6A is a top view of a vaporizing element of a liquid fuel combustion apparatus according to a fourth embodiment of the present invention. FIG. 6B is a cross-sectional view taken along line AA of FIG.

7A is a top view of a vaporizing element of a liquid fuel combustion apparatus according to a fifth embodiment of the present invention. FIG. 7B is a cross-sectional view taken along the line AA of FIG.

8A is a top view of a vaporizing element of a liquid fuel combustion apparatus according to Embodiment 6 of the present invention. FIG. 8B is a sectional view taken along the line AA of FIG.

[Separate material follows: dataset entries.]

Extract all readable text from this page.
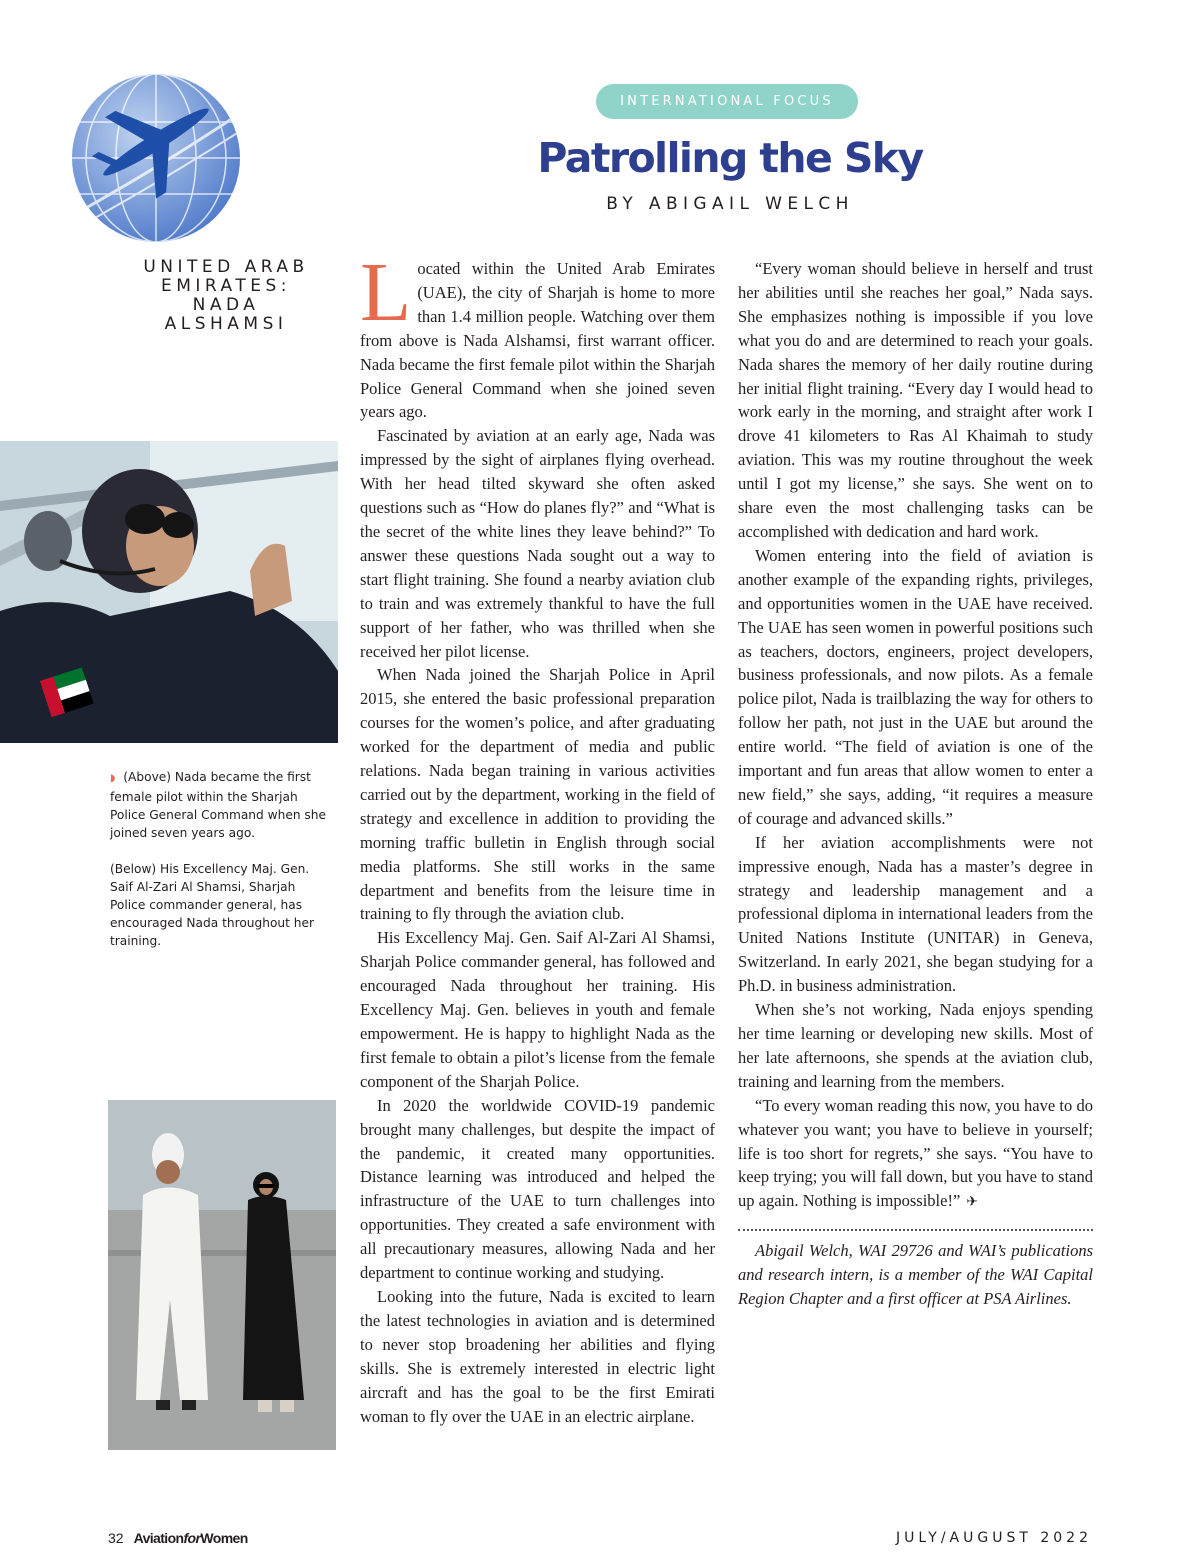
INTERNATIONAL FOCUS
Patrolling the Sky
BY ABIGAIL WELCH
UNITED ARAB
EMIRATES:
NADA
ALSHAMSI

◗ (Above) Nada became the first female pilot within the Sharjah Police General Command when she joined seven years ago.

(Below) His Excellency Maj. Gen. Saif Al-Zari Al Shamsi, Sharjah Police commander general, has encouraged Nada throughout her training.

Located within the United Arab Emirates (UAE), the city of Sharjah is home to more than 1.4 million people. Watching over them from above is Nada Alshamsi, first warrant officer. Nada became the first female pilot within the Sharjah Police General Command when she joined seven years ago.

Fascinated by aviation at an early age, Nada was impressed by the sight of airplanes flying overhead. With her head tilted skyward she often asked questions such as “How do planes fly?” and “What is the secret of the white lines they leave behind?” To answer these questions Nada sought out a way to start flight training. She found a nearby aviation club to train and was extremely thankful to have the full support of her father, who was thrilled when she received her pilot license.

When Nada joined the Sharjah Police in April 2015, she entered the basic professional preparation courses for the women’s police, and after graduating worked for the department of media and public relations. Nada began training in various activities carried out by the department, working in the field of strategy and excellence in addition to providing the morning traffic bulletin in English through social media platforms. She still works in the same department and benefits from the leisure time in training to fly through the aviation club.

His Excellency Maj. Gen. Saif Al-Zari Al Shamsi, Sharjah Police commander general, has followed and encouraged Nada throughout her training. His Excellency Maj. Gen. believes in youth and female empowerment. He is happy to highlight Nada as the first female to obtain a pilot’s license from the female component of the Sharjah Police.

In 2020 the worldwide COVID-19 pandemic brought many challenges, but despite the impact of the pandemic, it created many opportunities. Distance learning was introduced and helped the infrastructure of the UAE to turn challenges into opportunities. They created a safe environment with all precautionary measures, allowing Nada and her department to continue working and studying.

Looking into the future, Nada is excited to learn the latest technologies in aviation and is determined to never stop broadening her abilities and flying skills. She is extremely interested in electric light aircraft and has the goal to be the first Emirati woman to fly over the UAE in an electric airplane.

“Every woman should believe in herself and trust her abilities until she reaches her goal,” Nada says. She emphasizes nothing is impossible if you love what you do and are determined to reach your goals. Nada shares the memory of her daily routine during her initial flight training. “Every day I would head to work early in the morning, and straight after work I drove 41 kilometers to Ras Al Khaimah to study aviation. This was my routine throughout the week until I got my license,” she says. She went on to share even the most challenging tasks can be accomplished with dedication and hard work.

Women entering into the field of aviation is another example of the expanding rights, privileges, and opportunities women in the UAE have received. The UAE has seen women in powerful positions such as teachers, doctors, engineers, project developers, business professionals, and now pilots. As a female police pilot, Nada is trailblazing the way for others to follow her path, not just in the UAE but around the entire world. “The field of aviation is one of the important and fun areas that allow women to enter a new field,” she says, adding, “it requires a measure of courage and advanced skills.”

If her aviation accomplishments were not impressive enough, Nada has a master’s degree in strategy and leadership management and a professional diploma in international leaders from the United Nations Institute (UNITAR) in Geneva, Switzerland. In early 2021, she began studying for a Ph.D. in business administration.

When she’s not working, Nada enjoys spending her time learning or developing new skills. Most of her late afternoons, she spends at the aviation club, training and learning from the members.

“To every woman reading this now, you have to do whatever you want; you have to believe in yourself; life is too short for regrets,” she says. “You have to keep trying; you will fall down, but you have to stand up again. Nothing is impossible!” ✈

Abigail Welch, WAI 29726 and WAI’s publications and research intern, is a member of the WAI Capital Region Chapter and a first officer at PSA Airlines.

32 AviationforWomen	JULY/AUGUST 2022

FIG. 9 is a sectional view of a main part of a conventional liquid fuel combustion device.

[Explanation of symbols]

DESCRIPTION OF SYMBOLS 21 Vaporization part 23 Nozzle part 25 Vaporization chamber 27 Fuel supply port 28a, 28b, 36, 39, 41, 43, 45 Vaporization element 29, 37, 40, 42, 44, 46a, 46b Space part 30a, 30b Heater 32 Burner 38 Filler

Claims (10)

[Claims] A burner for burning a vaporized gas, a substantially flat vaporization chamber having a nozzle at one end and a fuel supply port at the other end, and a heating means for heating the substantially flat vaporization chamber;
A porous vaporizing element is disposed on the nozzle side and the fuel supply port side of the substantially flat vaporizing chamber, respectively, and tar is stored between the vaporizing element on the nozzle part side and the vaporizing element on the fuel supply port side. A liquid fuel combustion device provided with a space portion to perform. 2. The liquid fuel combustion apparatus according to claim 1, wherein the pore diameter of the porous vaporizing element on the nozzle portion side is smaller than the pore diameter of the porous vaporizing element on the fuel supply port side. 3. The liquid fuel according to claim 1, wherein the porosity of the porous vaporizer on the nozzle side is smaller than the porosity of the porous vaporizer on the fuel supply port side. Combustion equipment. 4. A liquid fuel combustion apparatus according to claim 1, wherein a space for accommodating tar is formed inside the porous vaporizing element provided in the substantially flat vaporizing chamber. 5. The liquid fuel according to claim 4, wherein a plurality of horizontally long spaces are formed between the nozzle portion side and the fuel supply port side of the porous vaporizing element provided in the substantially flat vaporizing chamber. Combustion equipment. 6. The liquid fuel combustion device according to claim 4, wherein a substantially rectangular notch is provided on the outer periphery of the porous vaporizing element provided in the substantially flat vaporizing chamber to form a space. 7. The liquid fuel combustion according to claim 4, wherein a substantially rectangular concave portion is formed on one of upper and lower surfaces of a porous vaporizing element provided in a substantially flat vaporizing chamber to form a space. apparatus. 8. The liquid fuel combustion apparatus according to claim 4, wherein a substantially rectangular concave portion is formed on both upper and lower surfaces of the porous vaporizing element provided in the substantially flat vaporizing chamber to form a space. 9. The liquid fuel combustion apparatus according to claim 1, wherein the vaporizing element is made of a metal porous body or a wire. 10. The liquid fuel combustion apparatus according to claim 1, wherein the temperature of the nozzle section of the vaporization chamber is higher than the temperature of the fuel supply port.